Réginald Martel, critique littéraire à La Presse, réagit à l’annonce de la suspension de Jean-Pierre Crête dans quelques textes. Le 25 janvier d’abord (« Des classiques au pilori », La Presse), Martel dénonce une attaque à la « liberté académique » de Crête, qui rappelle selon lui l’époque de l’Index de l’abbé Bethléem. Il rappelle d’ailleurs que « les textes proposés aux cégépiens par le professeur Crête avaient été approuvés en mai 1982 par la direction des services pédagogiques du cégep de Shawinigan », et déplore le fait que ce soit des organisations extérieures au Cégep qui aient le fin mot de l’histoire.
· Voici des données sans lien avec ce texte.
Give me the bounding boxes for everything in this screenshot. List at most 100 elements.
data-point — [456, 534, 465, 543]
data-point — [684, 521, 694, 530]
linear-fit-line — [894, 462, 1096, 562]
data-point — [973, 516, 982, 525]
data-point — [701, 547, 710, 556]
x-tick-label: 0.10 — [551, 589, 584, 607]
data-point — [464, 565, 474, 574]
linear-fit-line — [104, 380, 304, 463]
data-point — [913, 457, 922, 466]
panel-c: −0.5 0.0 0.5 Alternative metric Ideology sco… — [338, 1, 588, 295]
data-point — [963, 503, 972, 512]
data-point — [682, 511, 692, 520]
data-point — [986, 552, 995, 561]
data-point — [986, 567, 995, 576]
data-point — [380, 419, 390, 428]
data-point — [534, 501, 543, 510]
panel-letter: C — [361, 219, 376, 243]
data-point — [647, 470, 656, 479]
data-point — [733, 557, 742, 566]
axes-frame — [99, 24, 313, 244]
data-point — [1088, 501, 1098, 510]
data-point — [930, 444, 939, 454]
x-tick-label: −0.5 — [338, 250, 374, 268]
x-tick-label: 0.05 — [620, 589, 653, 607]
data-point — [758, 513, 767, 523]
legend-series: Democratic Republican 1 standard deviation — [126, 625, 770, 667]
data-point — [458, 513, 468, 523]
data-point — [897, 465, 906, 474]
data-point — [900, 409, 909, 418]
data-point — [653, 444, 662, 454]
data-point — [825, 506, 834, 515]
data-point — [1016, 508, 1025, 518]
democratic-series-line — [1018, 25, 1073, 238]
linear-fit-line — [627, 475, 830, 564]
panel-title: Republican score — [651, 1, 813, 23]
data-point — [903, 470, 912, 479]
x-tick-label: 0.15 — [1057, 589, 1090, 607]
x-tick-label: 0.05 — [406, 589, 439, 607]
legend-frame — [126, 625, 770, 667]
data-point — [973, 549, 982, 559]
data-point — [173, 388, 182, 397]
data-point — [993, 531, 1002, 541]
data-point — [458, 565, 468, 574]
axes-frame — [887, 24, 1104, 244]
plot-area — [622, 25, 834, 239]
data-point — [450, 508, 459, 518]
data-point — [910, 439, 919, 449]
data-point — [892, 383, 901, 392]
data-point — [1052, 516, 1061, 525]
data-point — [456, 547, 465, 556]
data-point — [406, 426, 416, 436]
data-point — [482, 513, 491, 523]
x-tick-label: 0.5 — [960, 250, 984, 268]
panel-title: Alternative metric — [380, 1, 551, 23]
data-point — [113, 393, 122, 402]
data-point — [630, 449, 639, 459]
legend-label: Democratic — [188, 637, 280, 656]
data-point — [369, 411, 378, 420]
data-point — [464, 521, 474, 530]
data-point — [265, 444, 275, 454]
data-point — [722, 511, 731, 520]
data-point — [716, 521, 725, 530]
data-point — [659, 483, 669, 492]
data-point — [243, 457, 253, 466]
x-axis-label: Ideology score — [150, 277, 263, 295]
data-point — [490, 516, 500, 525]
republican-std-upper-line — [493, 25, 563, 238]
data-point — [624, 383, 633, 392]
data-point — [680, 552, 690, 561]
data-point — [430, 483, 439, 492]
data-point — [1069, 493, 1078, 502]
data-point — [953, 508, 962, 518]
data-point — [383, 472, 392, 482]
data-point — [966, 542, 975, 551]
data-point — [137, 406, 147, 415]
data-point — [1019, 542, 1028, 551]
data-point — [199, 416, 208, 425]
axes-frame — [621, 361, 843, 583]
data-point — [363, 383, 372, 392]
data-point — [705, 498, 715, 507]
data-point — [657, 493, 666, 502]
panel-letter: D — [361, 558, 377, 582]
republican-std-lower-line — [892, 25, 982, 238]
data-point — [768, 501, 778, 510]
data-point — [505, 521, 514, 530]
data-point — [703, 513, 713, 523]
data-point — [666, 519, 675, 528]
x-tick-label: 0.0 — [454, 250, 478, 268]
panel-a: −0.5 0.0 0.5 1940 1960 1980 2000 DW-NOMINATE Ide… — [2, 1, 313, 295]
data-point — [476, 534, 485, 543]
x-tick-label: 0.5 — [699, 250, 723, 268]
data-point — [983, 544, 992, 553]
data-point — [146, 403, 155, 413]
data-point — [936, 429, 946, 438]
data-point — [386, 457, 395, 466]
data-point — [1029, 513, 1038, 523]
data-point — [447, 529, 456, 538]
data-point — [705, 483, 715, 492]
Dans un article, titré « La censure en liberté » (7 février 1983), il dénonce avant tout le fait que personne, dans le milieu littéraire, outre l’Union des écrivains québécois, ne semble vouloir réagir à ce cas de censure. Dans son article « La liberté conditionnelle » (La Presse, 21 mars 1983), Martel revient sur l’affaire en citant un communiqué que la direction du Cégep a émis afin de clarifier certains points, dont le litige entourant la liberté académique, affirmant que celle-ci n’a jamais été violée dans le cas du professeur Crête. Martel émet des doutes quant à cette affirmation.
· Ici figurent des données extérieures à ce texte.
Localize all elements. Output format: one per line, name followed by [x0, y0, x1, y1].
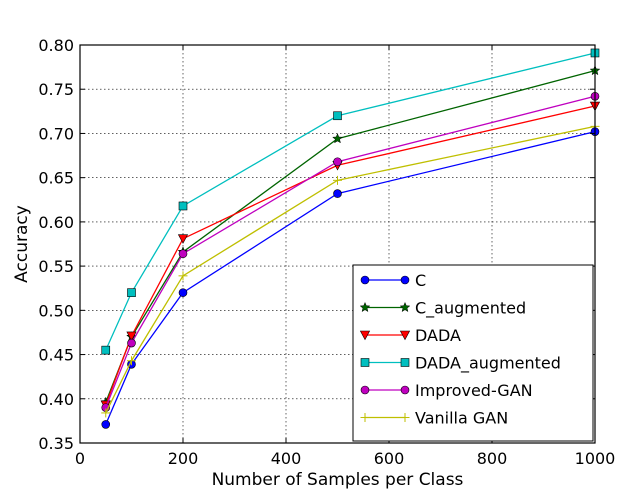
legend-marker [361, 386, 369, 394]
x-tick-label: 0 [75, 449, 85, 468]
x-tick-label: 200 [168, 449, 199, 468]
legend-marker [401, 386, 409, 394]
data-point-dada-augmented [128, 289, 136, 297]
data-point-vanilla-gan [179, 271, 188, 280]
legend-label: C [415, 271, 426, 290]
x-tick-label: 1000 [575, 449, 616, 468]
data-point-dada [178, 235, 187, 244]
y-tick-label: 0.40 [38, 390, 74, 409]
data-point-dada-augmented [102, 346, 110, 354]
x-axis-title: Number of Samples per Class [212, 470, 464, 490]
y-tick-label: 0.45 [38, 346, 74, 365]
legend-label: C_augmented [415, 299, 526, 319]
data-point-dada-augmented [334, 112, 342, 120]
legend-label: Vanilla GAN [415, 409, 508, 428]
data-point-improved-gan [128, 339, 136, 347]
y-tick-label: 0.75 [38, 80, 74, 99]
legend-marker [401, 359, 409, 367]
data-point-vanilla-gan [333, 176, 342, 185]
legend-marker [401, 276, 409, 284]
y-tick-label: 0.60 [38, 213, 74, 232]
y-axis-title: Accuracy [12, 205, 32, 283]
legend-label: DADA [415, 326, 461, 345]
x-tick-label: 600 [374, 449, 405, 468]
x-tick-label: 400 [271, 449, 302, 468]
legend-marker [361, 359, 369, 367]
data-point-c [179, 289, 187, 297]
legend-label: DADA_augmented [415, 354, 561, 374]
y-tick-label: 0.70 [38, 124, 74, 143]
legend-marker [361, 276, 369, 284]
y-tick-label: 0.65 [38, 169, 74, 188]
y-tick-label: 0.55 [38, 257, 74, 276]
legend-label: Improved-GAN [415, 381, 533, 400]
x-tick-label: 800 [477, 449, 508, 468]
legend: C C_augmented DADA DADA_augmented Improved-G… [353, 265, 593, 441]
data-point-c [334, 190, 342, 198]
data-point-c [102, 420, 110, 428]
y-tick-label: 0.80 [38, 36, 74, 55]
y-tick-label: 0.50 [38, 301, 74, 320]
data-point-improved-gan [334, 158, 342, 166]
data-point-dada-augmented [179, 202, 187, 210]
data-point-improved-gan [179, 250, 187, 258]
y-tick-label: 0.35 [38, 434, 74, 453]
Martel fait également mention (« Un salon du livre dynamique », La Presse, 28 février 1983) d’un communiqué émis par le Regroupement des auteurs-éditeurs autonomes (RAÉA) qui condamne durement l’attitude du collège de Shawinigan, qui se termine par une note assassine : « Le RAÉA serait plus heureux encore, est-il permis de croire, si le cégep de Shawinigan, plutôt que de pirater quelques contes de M. Thériault, avait acheté quelques exemplaires de son livre, de façon qu’il touche les droits d’auteur qui sont, n’est-ce pas?, son gagne-pain », soulevant ainsi des doutes quant à l’honnêteté de l’institution.
Dans la « Tribune libre » du journal La Presse (4 mars 1983), Louise Proteau, étudiante à l’UQTR, s’étonne du fait que certaines associations (les Optimistes, les Aféas, Les Cercles de Fermières et les Chevaliers de Colomb) aient plus de poids en ce qui concerne l’enseignement de la littérature que les professeurs eux-mêmes. Elle appelle d’ailleurs au congédiement des responsables de la suspension infligée à M. Crête. Elle ne voit rien de choquant dans les œuvres de Renaud et de Thériault.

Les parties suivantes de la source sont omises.